The Bills had finally forged ahead in the 4th quarter after Spencer Johnson's sack and forced fumble by Bears qb Jay Cutler near midfield. That allowed Fitzpatrick the chance to lead a nice drive that ended with fullback Corey McIntyre smashing into the end zone for a 19-14 lead with just over 9 minutes to play. The Bills were forced to go for two because Rian Lindell's earlier PAT was blocked - Lindell's first PAT miss in 321 career attempts - and that was stuffed so the Bills were now protecting a 5 point lead.
What they needed now, was a long, time-consuming drive that could hopefully lead to at least a Lindell field goal for an 8-point lead. I don't mind the fact Gailey then became aggressive, or maybe even Fitzpatrick did this on his own, but Fitzpatrick threw it downfield for Steve Johnson from his own 29, and underthrew the open Johnson, leading to a tipped ball and interception.
The Bears turned that turnover into what was eventually the game winning touchdown.
A week ago in KC Fitzpatrick had a chance to put the Bills in position to win in regulation, and on the most critical play of the game, the ball partially slipped out of his hand and that too, became an interception.
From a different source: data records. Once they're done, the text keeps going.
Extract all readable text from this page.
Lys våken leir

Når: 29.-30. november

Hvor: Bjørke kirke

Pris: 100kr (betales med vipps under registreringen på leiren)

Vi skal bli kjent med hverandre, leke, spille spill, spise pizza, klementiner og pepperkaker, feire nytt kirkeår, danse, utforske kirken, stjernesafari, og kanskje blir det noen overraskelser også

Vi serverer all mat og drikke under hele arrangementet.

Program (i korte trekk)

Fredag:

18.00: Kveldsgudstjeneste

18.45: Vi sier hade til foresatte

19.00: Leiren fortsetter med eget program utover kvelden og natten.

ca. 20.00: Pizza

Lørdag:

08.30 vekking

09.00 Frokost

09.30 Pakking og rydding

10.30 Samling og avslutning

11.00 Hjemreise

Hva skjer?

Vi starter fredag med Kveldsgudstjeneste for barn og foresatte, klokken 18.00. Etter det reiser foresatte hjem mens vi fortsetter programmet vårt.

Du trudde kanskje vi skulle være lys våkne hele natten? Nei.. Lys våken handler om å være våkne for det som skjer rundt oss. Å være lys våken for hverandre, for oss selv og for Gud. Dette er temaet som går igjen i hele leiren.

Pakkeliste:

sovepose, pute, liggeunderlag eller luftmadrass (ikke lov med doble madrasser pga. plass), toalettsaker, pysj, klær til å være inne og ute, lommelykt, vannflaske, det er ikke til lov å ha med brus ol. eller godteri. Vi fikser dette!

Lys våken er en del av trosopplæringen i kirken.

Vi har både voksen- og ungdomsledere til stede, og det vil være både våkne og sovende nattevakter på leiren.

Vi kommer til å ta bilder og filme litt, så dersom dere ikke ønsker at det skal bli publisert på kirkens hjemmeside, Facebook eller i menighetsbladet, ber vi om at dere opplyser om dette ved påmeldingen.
The de ja vu comes in, because the situation was eerily similar in the overtime loss at Baltimore 3 weeks ago when Fitzpatrick's two 3rd quarter int's helped keep the Ravens in the game they eventually won.
Nobody should expect any quarterback to play an error-free game, and Fitzpatrick has made the Bills fun to watch again; he knows how to read the blitz and get the ball out, he has great courage under pressure, and is always the smartest guy in the building.
What is baffling, is that when it seems to matter most, whether it's fair or not, Fitzpatrick is being thought of as the guy who just doesn't have the "right stuff" to make THE play when the game is on the line.
For that reason, the debate will continue about what the Bills strategy will be for the April NFL Draft in terms of the quarterback question. In my mind, Fitzpatrick is playing at a much higher level right now than ANY qb coming out - Luck, Locker, you name him - would be playing as a rookie.
On the other hand, the Bills might not be in position - hopefully - to draft a qb of this kind of ability after next April, so it really comes down to what gm Buddy Nix and Gailey and the scouting staff all think about the prospect. They all have great arms and intangibles, but they also will not help right away most likely.
Fitzpatrick has had several chances now to make it easy for the Bills to grab an impact player who can help immediately on either the offensive line or on defense, knowing Fitzpatrick isn't the ultimate answer but can at least make the team competitive while the other holes are filled.
Until "Fitz" closes the deal, the lingering question is still there.